Brigjend Pol (Purn) Dr. Anton Tabah, M.B.A: Berjihad Melegalkan Jilbab Polwan
Oleh: Ahmad Nasri
Setelah
terjadi perdebatan panjang dan melalui jalan yang tidak gampang, akhirnya
Polisi Wanita (Polwan) di Indonesia dapat mengenakan jilbab dalam seragamnya.
“Selamat
kepada Polwan Muslim yang ingin menggunakan hijab, kini telah dikeluarkan Kep
Kapolri yang mengatur tentang seragam Polwan berhijab yang disahkan dengan Kep
Kapolri Nomor: 245/III/2015, tanggal 25 Maret 2015 tentang perubahan atas
sebagian isi Surat Keputusan Kepala Kepolisian Negara RI No Pol:
SKEP/702/IX/2005 tanggal 30 September 2005 tentang sebutan, penggunaan pakaian
dinas seragam Polri dan PNS Polri,” demikian bunyi status facebook resmi Divisi
Humas Mabes Polri.
Perjuangan
panjang dalam rangka mengegolkan aturan resmi agar Polwan dapat berjilbab tidak
bisa dilepaskan dari sosok Brigjend Pol (Purn) Dr. Anton Tabah, MBA. Melalui
pesan singkatnya (SMS) kepada penulis beberapa waktu yang lalu beliau
mengisahkan bahwa perjuangan yang beliau sebut ‘jihad’ untuk melegalkan jilbab
ini dimulai sepulang dari studi banding ke Inggris dan beberapa negara Eropa.

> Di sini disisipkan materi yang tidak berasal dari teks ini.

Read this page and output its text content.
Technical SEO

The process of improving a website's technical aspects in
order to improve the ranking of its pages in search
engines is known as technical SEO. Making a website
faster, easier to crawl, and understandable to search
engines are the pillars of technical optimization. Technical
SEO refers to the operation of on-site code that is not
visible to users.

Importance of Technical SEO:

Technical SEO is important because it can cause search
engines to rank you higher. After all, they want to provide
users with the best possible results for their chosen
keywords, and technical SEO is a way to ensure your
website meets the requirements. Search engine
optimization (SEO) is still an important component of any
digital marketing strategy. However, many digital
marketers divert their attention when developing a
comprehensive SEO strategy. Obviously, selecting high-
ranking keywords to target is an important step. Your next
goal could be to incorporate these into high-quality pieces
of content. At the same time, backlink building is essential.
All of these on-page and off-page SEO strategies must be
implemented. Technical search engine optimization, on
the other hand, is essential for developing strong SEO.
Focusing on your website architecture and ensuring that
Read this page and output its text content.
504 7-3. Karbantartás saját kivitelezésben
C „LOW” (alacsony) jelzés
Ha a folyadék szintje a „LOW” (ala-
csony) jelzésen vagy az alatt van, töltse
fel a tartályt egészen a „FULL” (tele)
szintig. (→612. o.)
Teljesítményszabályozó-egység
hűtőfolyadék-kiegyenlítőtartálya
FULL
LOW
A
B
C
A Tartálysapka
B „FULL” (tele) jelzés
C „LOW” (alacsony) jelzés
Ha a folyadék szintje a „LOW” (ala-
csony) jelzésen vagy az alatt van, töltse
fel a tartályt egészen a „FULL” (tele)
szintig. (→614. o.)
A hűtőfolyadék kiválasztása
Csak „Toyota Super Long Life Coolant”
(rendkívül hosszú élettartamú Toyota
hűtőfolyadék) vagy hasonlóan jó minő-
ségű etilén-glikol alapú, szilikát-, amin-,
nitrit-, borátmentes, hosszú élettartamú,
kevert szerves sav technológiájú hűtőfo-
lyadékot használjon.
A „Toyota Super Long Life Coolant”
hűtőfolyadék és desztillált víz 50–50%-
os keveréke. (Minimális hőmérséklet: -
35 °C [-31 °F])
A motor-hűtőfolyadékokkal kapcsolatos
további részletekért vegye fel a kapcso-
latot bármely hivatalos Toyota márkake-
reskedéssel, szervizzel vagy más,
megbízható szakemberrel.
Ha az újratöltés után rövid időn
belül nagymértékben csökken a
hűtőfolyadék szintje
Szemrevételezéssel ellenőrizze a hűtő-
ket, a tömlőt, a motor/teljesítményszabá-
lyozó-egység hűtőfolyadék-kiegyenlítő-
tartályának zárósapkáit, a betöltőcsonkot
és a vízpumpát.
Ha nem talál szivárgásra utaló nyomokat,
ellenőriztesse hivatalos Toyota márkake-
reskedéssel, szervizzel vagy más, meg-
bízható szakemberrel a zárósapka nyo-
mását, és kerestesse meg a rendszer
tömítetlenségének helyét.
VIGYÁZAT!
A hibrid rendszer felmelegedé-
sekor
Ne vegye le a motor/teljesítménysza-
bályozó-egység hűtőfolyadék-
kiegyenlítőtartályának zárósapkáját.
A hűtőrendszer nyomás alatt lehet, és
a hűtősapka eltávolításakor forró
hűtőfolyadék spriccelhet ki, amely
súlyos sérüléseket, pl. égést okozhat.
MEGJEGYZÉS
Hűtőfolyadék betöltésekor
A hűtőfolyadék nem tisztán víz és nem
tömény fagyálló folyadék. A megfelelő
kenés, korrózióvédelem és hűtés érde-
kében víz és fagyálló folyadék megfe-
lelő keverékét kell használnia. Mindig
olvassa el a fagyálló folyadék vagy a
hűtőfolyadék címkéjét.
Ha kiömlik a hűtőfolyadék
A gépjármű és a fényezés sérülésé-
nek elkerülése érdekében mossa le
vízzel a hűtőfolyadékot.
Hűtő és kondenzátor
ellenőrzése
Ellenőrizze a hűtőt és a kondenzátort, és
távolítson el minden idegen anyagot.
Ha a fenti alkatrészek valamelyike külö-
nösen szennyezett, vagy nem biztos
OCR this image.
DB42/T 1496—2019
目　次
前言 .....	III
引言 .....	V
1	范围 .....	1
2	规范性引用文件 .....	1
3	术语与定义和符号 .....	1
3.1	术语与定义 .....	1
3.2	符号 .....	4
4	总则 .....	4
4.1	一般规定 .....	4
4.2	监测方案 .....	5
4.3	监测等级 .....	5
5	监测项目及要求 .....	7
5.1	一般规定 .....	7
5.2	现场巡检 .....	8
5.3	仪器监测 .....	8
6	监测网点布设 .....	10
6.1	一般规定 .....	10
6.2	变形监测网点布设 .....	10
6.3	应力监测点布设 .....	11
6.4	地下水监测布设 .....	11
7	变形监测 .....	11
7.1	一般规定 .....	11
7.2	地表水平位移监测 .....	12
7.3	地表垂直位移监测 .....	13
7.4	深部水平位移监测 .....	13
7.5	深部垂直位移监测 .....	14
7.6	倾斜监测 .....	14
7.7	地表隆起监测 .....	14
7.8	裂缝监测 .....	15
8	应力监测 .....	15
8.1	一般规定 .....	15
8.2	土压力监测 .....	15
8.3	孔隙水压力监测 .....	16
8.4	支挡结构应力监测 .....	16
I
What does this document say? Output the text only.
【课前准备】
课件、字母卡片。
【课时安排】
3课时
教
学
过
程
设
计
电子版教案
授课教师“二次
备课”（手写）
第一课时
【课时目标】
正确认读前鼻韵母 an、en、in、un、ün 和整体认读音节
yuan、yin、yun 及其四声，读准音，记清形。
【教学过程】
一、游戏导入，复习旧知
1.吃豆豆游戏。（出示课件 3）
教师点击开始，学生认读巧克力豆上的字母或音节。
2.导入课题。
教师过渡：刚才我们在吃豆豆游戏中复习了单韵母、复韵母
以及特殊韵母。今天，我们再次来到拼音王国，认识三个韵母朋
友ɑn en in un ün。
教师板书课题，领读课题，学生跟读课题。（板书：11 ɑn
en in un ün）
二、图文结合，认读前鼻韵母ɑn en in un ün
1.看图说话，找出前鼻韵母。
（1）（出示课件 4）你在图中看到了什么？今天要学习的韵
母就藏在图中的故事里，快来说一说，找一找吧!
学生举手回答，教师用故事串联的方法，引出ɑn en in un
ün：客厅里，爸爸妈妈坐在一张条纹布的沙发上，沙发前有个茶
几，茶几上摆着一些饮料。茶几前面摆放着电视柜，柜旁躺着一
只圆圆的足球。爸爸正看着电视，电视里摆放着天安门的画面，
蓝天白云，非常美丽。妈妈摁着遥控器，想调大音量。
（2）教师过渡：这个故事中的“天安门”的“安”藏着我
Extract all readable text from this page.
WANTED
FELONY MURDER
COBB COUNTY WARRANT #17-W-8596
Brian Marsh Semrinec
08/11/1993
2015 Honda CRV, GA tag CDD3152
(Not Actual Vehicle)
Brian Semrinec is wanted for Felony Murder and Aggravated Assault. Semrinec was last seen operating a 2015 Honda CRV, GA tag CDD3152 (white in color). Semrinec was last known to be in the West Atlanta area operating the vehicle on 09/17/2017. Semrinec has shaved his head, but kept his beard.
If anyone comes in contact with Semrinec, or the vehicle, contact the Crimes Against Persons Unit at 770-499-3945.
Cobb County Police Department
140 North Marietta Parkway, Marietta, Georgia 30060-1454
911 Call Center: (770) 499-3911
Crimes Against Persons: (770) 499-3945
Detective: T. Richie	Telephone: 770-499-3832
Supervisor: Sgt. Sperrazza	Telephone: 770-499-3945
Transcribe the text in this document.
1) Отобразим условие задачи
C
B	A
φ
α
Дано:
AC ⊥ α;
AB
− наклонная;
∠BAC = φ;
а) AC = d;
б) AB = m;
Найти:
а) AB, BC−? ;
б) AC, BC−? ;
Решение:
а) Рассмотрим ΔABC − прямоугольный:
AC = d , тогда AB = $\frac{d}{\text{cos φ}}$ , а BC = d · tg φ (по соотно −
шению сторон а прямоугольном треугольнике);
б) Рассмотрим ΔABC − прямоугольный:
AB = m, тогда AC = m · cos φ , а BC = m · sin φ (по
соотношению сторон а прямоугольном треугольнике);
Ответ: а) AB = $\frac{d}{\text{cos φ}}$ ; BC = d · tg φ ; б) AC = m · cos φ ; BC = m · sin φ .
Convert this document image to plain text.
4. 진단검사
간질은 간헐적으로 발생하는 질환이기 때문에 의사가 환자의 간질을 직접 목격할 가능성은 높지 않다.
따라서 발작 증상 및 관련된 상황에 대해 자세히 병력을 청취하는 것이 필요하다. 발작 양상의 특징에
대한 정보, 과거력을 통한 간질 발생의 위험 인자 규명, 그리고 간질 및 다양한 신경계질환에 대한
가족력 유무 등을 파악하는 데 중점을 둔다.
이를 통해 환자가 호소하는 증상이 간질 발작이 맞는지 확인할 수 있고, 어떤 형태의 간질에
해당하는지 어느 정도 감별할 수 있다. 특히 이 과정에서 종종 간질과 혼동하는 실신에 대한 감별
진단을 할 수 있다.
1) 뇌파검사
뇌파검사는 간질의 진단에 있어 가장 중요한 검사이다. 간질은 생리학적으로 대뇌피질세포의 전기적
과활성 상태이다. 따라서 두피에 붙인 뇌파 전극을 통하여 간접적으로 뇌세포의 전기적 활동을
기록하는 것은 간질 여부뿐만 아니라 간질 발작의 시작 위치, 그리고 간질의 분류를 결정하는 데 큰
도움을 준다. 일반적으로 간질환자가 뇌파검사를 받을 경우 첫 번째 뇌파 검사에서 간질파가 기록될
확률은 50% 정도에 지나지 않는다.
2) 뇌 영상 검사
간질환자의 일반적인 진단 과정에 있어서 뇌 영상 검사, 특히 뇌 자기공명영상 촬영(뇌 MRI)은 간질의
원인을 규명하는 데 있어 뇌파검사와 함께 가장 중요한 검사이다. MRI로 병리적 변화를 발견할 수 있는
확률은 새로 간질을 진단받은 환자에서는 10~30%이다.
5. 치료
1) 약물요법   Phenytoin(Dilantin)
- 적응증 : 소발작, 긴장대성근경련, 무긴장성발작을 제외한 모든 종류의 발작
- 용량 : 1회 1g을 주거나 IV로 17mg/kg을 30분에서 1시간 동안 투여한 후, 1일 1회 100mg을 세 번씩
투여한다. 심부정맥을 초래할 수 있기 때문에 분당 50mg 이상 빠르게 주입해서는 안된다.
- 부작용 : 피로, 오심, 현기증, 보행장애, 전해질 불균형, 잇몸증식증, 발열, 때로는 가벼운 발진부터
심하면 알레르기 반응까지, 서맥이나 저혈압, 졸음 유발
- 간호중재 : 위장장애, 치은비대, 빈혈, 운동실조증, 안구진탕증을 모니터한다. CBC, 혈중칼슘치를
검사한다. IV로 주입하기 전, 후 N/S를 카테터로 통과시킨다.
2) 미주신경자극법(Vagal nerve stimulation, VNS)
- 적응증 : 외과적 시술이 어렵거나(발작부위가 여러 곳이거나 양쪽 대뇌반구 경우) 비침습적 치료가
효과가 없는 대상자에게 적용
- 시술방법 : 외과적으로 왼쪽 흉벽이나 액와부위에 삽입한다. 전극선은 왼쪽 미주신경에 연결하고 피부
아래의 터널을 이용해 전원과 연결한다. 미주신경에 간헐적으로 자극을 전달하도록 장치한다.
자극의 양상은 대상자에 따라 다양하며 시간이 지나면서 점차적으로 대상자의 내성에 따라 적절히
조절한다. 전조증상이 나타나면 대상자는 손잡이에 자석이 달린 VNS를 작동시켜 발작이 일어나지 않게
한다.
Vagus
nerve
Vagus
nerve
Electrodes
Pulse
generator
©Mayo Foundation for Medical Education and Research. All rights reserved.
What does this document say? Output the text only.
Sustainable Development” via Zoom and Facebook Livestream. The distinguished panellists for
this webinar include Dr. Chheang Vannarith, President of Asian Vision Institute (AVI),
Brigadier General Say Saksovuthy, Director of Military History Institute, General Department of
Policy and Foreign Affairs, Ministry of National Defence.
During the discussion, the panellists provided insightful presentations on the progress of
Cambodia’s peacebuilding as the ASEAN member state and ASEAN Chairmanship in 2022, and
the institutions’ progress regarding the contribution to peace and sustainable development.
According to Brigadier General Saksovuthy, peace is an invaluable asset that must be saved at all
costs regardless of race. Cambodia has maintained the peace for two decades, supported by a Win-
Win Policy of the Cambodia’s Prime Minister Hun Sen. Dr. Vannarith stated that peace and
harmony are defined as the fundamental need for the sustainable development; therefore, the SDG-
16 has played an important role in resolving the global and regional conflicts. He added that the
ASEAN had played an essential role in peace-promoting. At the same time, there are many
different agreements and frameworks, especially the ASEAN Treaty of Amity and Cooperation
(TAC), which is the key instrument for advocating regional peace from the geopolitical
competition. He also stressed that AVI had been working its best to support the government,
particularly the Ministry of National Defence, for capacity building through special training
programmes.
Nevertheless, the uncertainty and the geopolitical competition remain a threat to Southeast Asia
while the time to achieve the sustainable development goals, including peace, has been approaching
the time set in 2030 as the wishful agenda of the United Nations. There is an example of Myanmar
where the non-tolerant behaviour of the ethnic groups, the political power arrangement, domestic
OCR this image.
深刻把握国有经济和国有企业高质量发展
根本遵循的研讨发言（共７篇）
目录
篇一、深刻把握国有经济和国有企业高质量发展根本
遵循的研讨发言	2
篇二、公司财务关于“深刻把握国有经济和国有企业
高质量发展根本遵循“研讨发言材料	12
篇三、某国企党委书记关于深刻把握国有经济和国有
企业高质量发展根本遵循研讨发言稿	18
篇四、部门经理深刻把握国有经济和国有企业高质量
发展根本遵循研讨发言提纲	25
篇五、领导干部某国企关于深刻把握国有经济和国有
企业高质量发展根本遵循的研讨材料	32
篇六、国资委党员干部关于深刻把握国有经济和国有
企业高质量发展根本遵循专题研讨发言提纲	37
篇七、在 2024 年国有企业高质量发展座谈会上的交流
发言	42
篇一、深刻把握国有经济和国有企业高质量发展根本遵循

Studi banding yang beliau jalani bersama Jenderal Tanos pada akhir tahun 2009
sampai awal tahun 2010 itu sebetulnya studi tentang Police Complain (keluhan
masyarakat terhadap polisi), tetapi beliau justru tertambat ketika apel melihat
Polwan Muslimah Inggris yang seragamnya berjilbab.
“Saya
tertambat dengan pasukan yang saat apel itu Polwan-Polwan kok berjilbab,
kemudian saya tanya sama Kapolda London, ‘itu polisi?’ Jawabnya, ‘iya itu
polisi muslimat’. Terus setelah apel saya panggil beberapa Polwan tersebut,
saya lihat seragamnya, ternyata didesain khusus sehingga gerakan di lapangan
tidak terganggu dengan jilbabnya,” begitu kisah beliau dalam wawancara dengan
sebuah stasiun radio di Solo.
Meskipun
masalah jilbab bukan pada bidang studi banding beliau, saat pulang ke Indonesia
Dr. Anton membuat laporan khusus tentang Polwan berjilbab di Inggris tersebut
kepada Kapolri yang ditembuskan kepada Presiden Susilo Bambang Yudhoyono.
Menurut
anggota Komisi Hukum Majelis Ulama Indonesia (MUI) Pusat ini, perjuangan untuk
melegalkan jilbab ini sudah beliau mulai saat menjabat sebagai letnan dan
beliau teruskan hingga menjadi jenderal. Dan perjuangan ini ternyata juga
disambut positif oleh Polwan dan wanita TNI. Bahkan setelah mendengar tentang
laporan studi banding tersebut ada perwakilan mereka yang menemui Dr. Anton
untuk memberikan dukungan dan menyampaikan keinginannya untuk berjilbab.
“Langsung
saya debat sama Kapolri, yang ini lah yang itu lah, sampai Kapolri ganti (BHD
ke TP) masih alot sekali. 2012 sebenarnya sudah hampir diperbolehkan, tetapi
malah Wakapolri yang dengan keras memanggil dan mengatakan pada saya, ‘siapa
Polwan yang mau berjilbab silakan keluar dari Polri’. Beliau ngomong seperti
itu bukan hanya di depan saya, tetapi di depan publik juga,” demikian beliau
melanjutkan kisahnya.
Mendengar
pernyataan Wakapolri tersebut tidak membuat perjuangan beliau surut dan
berhenti sampai disini. Merasa jihadnya sudah mentok melalui dialog, maka Dr.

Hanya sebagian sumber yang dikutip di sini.